Leifs immediately began work on the next installment. Edda III--Twilight of the Gods (Ragnarökr) calls for mammoth performing forces, a decision inspired in part by hearing what he later described as “two of the most magnificent Requiems ever written”--by Berlioz and Verdi--in Paris in November that year. On All Souls' Day, he heard the Berlioz Requiem performed at the Panthéon by the ORTF Philharmonic and the fanfare of the Garde républicaine; the Verdi Requiem was given at Saint-Roch three days later. The dramatic qualities of both works, but not least the vast resources of the former, inspired him to make the single-movement Edda III his most demanding work by far. Virtually no sketches exist for Edda III; it is as if Leifs, sensing that time was running out, wrote most of his ideas directly into the full score. And a very full score it is: he even outdid his earlier efforts in Hekla, this time taping together pages of score paper to reach a total of 60 staves. In an interview he remarked that “I've never done anything like it before.

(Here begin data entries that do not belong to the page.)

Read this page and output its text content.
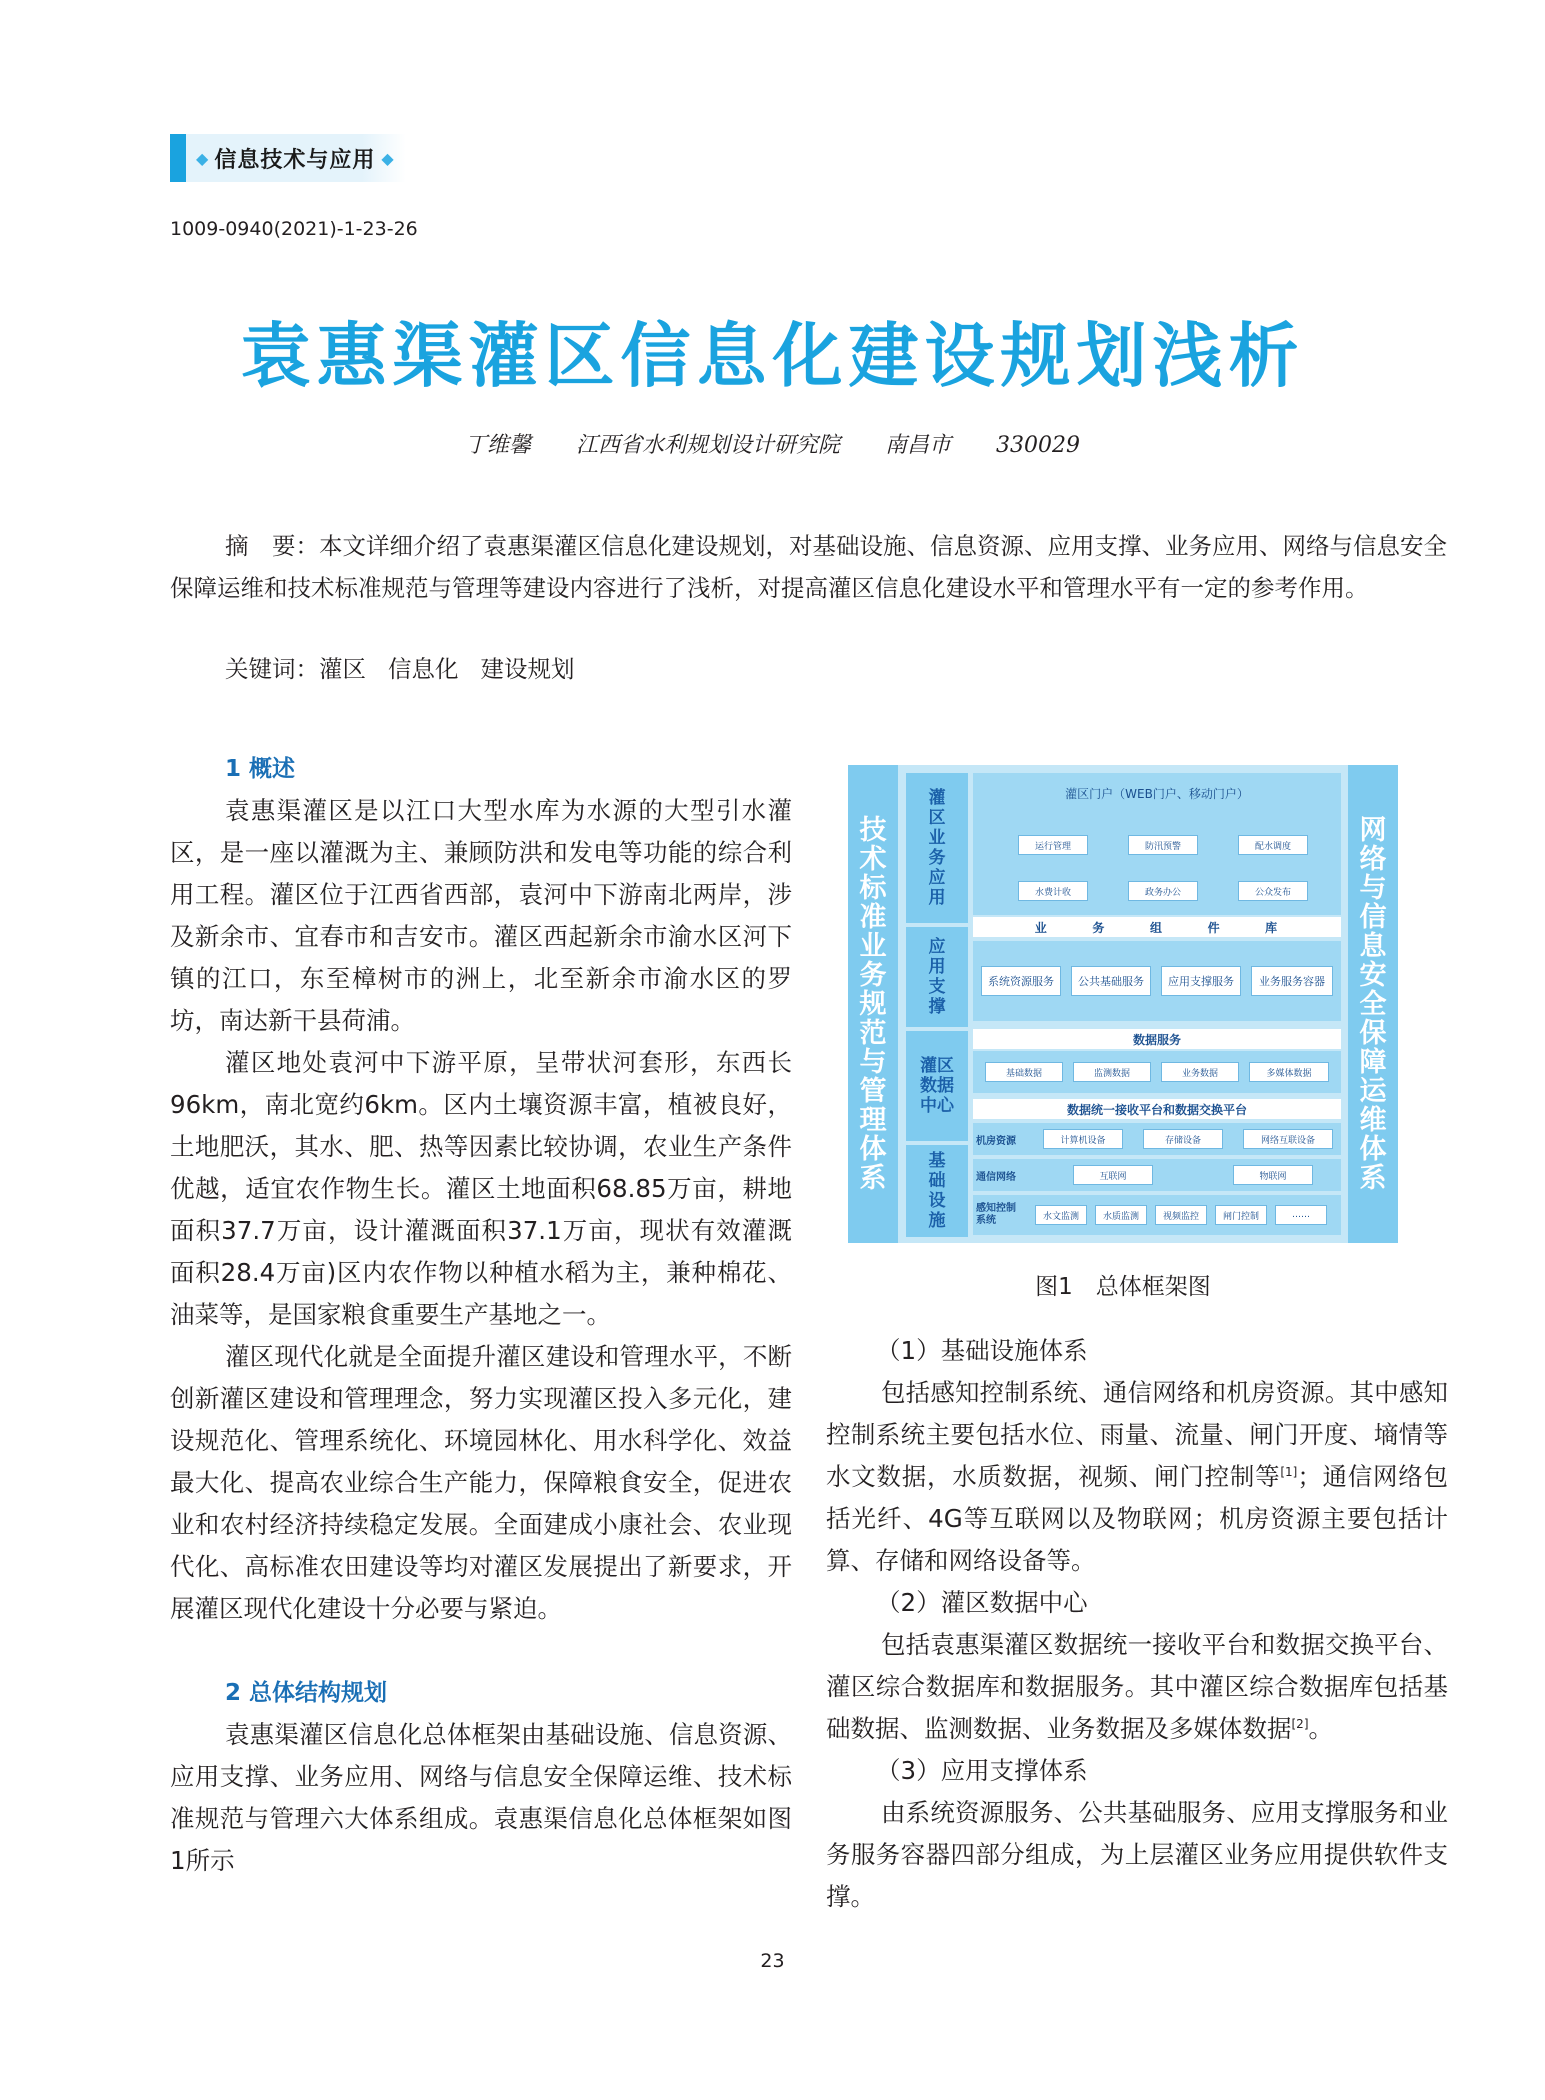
◆ 信息技术与应用 ◆
1009-0940(2021)-1-23-26
袁惠渠灌区信息化建设规划浅析
丁维馨 江西省水利规划设计研究院 南昌市 330029
摘　要：本文详细介绍了袁惠渠灌区信息化建设规划，对基础设施、信息资源、应用支撑、业务应用、网络与信息安全保障运维和技术标准规范与管理等建设内容进行了浅析，对提高灌区信息化建设水平和管理水平有一定的参考作用。
关键词：灌区 信息化 建设规划
1 概述

袁惠渠灌区是以江口大型水库为水源的大型引水灌区，是一座以灌溉为主、兼顾防洪和发电等功能的综合利用工程。灌区位于江西省西部，袁河中下游南北两岸，涉及新余市、宜春市和吉安市。灌区西起新余市渝水区河下镇的江口，东至樟树市的洲上，北至新余市渝水区的罗坊，南达新干县荷浦。

灌区地处袁河中下游平原，呈带状河套形，东西长96km，南北宽约6km。区内土壤资源丰富，植被良好，土地肥沃，其水、肥、热等因素比较协调，农业生产条件优越，适宜农作物生长。灌区土地面积68.85万亩，耕地面积37.7万亩，设计灌溉面积37.1万亩，现状有效灌溉面积28.4万亩)区内农作物以种植水稻为主，兼种棉花、油菜等，是国家粮食重要生产基地之一。

灌区现代化就是全面提升灌区建设和管理水平，不断创新灌区建设和管理理念，努力实现灌区投入多元化，建设规范化、管理系统化、环境园林化、用水科学化、效益最大化、提高农业综合生产能力，保障粮食安全，促进农业和农村经济持续稳定发展。全面建成小康社会、农业现代化、高标准农田建设等均对灌区发展提出了新要求，开展灌区现代化建设十分必要与紧迫。

2 总体结构规划

袁惠渠灌区信息化总体框架由基础设施、信息资源、应用支撑、业务应用、网络与信息安全保障运维、技术标准规范与管理六大体系组成。袁惠渠信息化总体框架如图1所示

技
术
标
准
业
务
规
范
与
管
理
体
系
网
络
与
信
息
安
全
保
障
运
维
体
系
灌
区
业
务
应
用
应
用
支
撑
灌区
数据
中心
基
础
设
施
灌区门户（WEB门户、移动门户）
运行管理	防汛预警	配水调度
水费计收	政务办公	公众发布
业	务	组	件	库
系统资源服务	公共基础服务	应用支撑服务	业务服务容器
数据服务
基础数据	监测数据	业务数据	多媒体数据
数据统一接收平台和数据交换平台
计算机设备	存储设备	网络互联设备
机房资源
互联网	物联网
通信网络
水文监测	水质监测	视频监控	闸门控制	……
感知控制系统
图1　总体框架图
（1）基础设施体系

包括感知控制系统、通信网络和机房资源。其中感知控制系统主要包括水位、雨量、流量、闸门开度、墒情等水文数据，水质数据，视频、闸门控制等[1]；通信网络包括光纤、4G等互联网以及物联网；机房资源主要包括计算、存储和网络设备等。

（2）灌区数据中心

包括袁惠渠灌区数据统一接收平台和数据交换平台、灌区综合数据库和数据服务。其中灌区综合数据库包括基础数据、监测数据、业务数据及多媒体数据[2]。

（3）应用支撑体系

由系统资源服务、公共基础服务、应用支撑服务和业务服务容器四部分组成，为上层灌区业务应用提供软件支撑。

23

It's impossible to describe such events without employing gigantic forces.”

While composing Edda I, Leifs often remarked on his fear of dying before achieving his life's goals as an artist. In 1932, the death and funeral in Leipzig of the poet Jóhann Jónsson had a profound effect on him and he confessed to his sister his terror of “meeting the same fate, before I complete my main works.” A premature death was still on his mind a year later: “My main concern is that I will not live to complete the works I must finish, and that no one else can accomplish. Everything else seems to me trivial in comparison.” It is almost as if he sensed his own fate, for while Leifs did not die young, his epic Edda-project was doomed to remain incomplete. In April 1968 he began vomiting blood and was admitted to the Reykjavík City Hospital on May 14, where doctors discovered a malignant tumor. In response, Leifs briefly put aside Edda III to express more tender emotions in a simple, touching work for string orchestra, Consolation op. 66. He then returned to Edda III once more, completing page 200 of the full score at the hospital on June 5, 1968, the day before undergoing an operation. He managed to write twelve more pages before his powers were exhausted. Edda III remained incomplete, and to this day has never been performed. Only a libretto draft hints at Leifs's intentions for the final installment, Edda IV, in which a green and fair earth rises from the ocean and a new world order is established under the leadership of Baldur, the “white god.”